La relevancia de la declaración de 1973 no está solo en proteger un lugar concreto, sino en crear una estructura administrativa para un territorio difícil de gestionar por partes. En un paisaje kárstico, la superficie, las cuevas y los hábitats asociados forman un sistema conectado, y esa complejidad exige reglas comunes. Por eso este tipo de categoría protegida también puede servir como base para reconocimientos y medidas de conservación posteriores.
Las cuevas del Karst de Aggtelek y del Karst eslovaco fueron inscritas en la Lista del Patrimonio Mundial de la UNESCO en 1995.
FAQ
¿Qué ocurrió en Slovenský kras el 31 de agosto de 1973?
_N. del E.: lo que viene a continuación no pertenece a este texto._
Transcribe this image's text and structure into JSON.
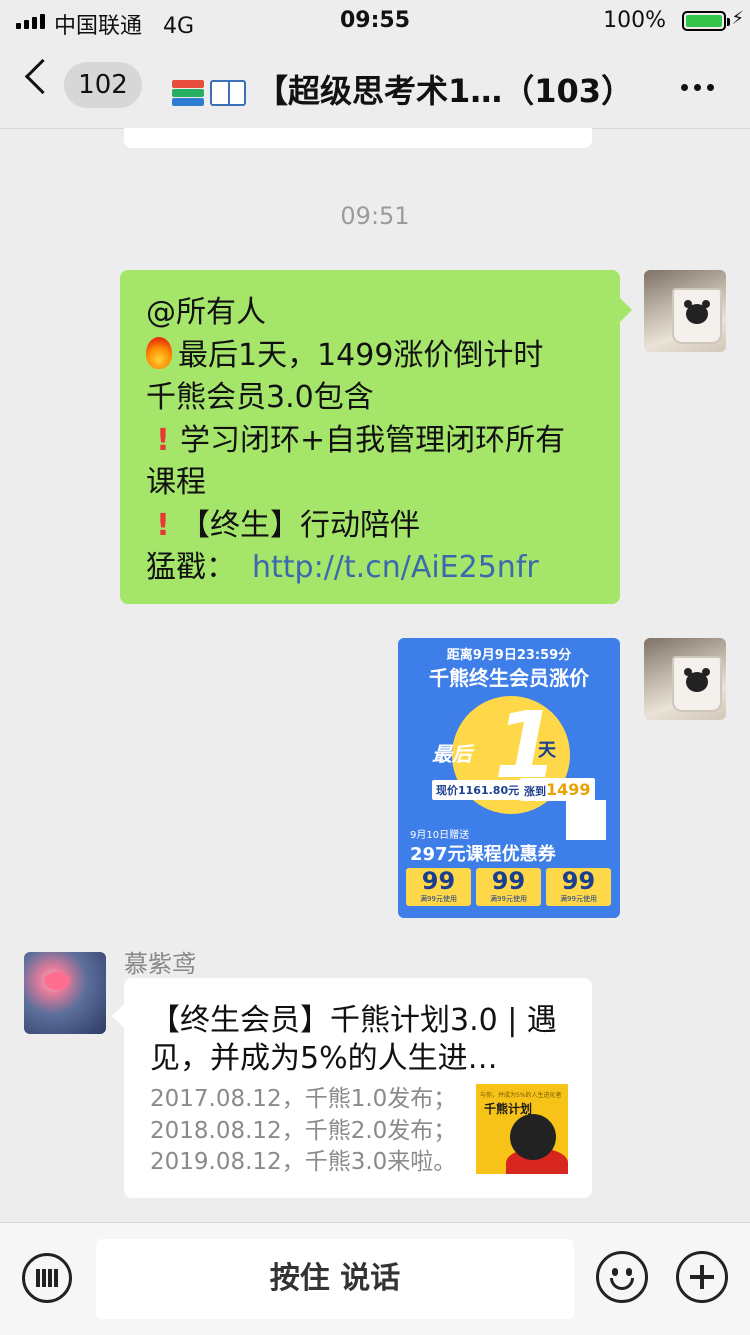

El 31 de agosto de 1973, Slovenský kras recibió la categoría de Área Protegida de Paisaje en Eslovaquia. Con ello, la región quedó bajo un régimen formal de conservación.
¿Dónde se encuentra Slovenský kras?
Slovenský kras está en el sureste de Eslovaquia, junto a la frontera con Hungría. Es el Karst Eslovaco, una región calcárea.
¿Qué tipo de paisaje es el Karst Eslovaco?
Es una región kárstica de piedra caliza, documentada por cuevas, dolinas y mesetas. También incluye sistemas subterráneos y rasgos geológicos de superficie.
¿Por qué se protegió en 1973?
La designación buscó dar un marco legal más claro a un territorio kárstico amplio y complejo. Así se facilitaba la gestión de su valor geológico, el uso del suelo y la protección de las cuevas.
¿Qué relación tiene con la UNESCO?
En 1995, las Cuevas del Karst de Aggtelek y del Karst Eslovaco fueron inscritas en la Lista del Patrimonio Mundial de la UNESCO. Esa inscripción reconoce el valor compartido de la red de cuevas de la zona.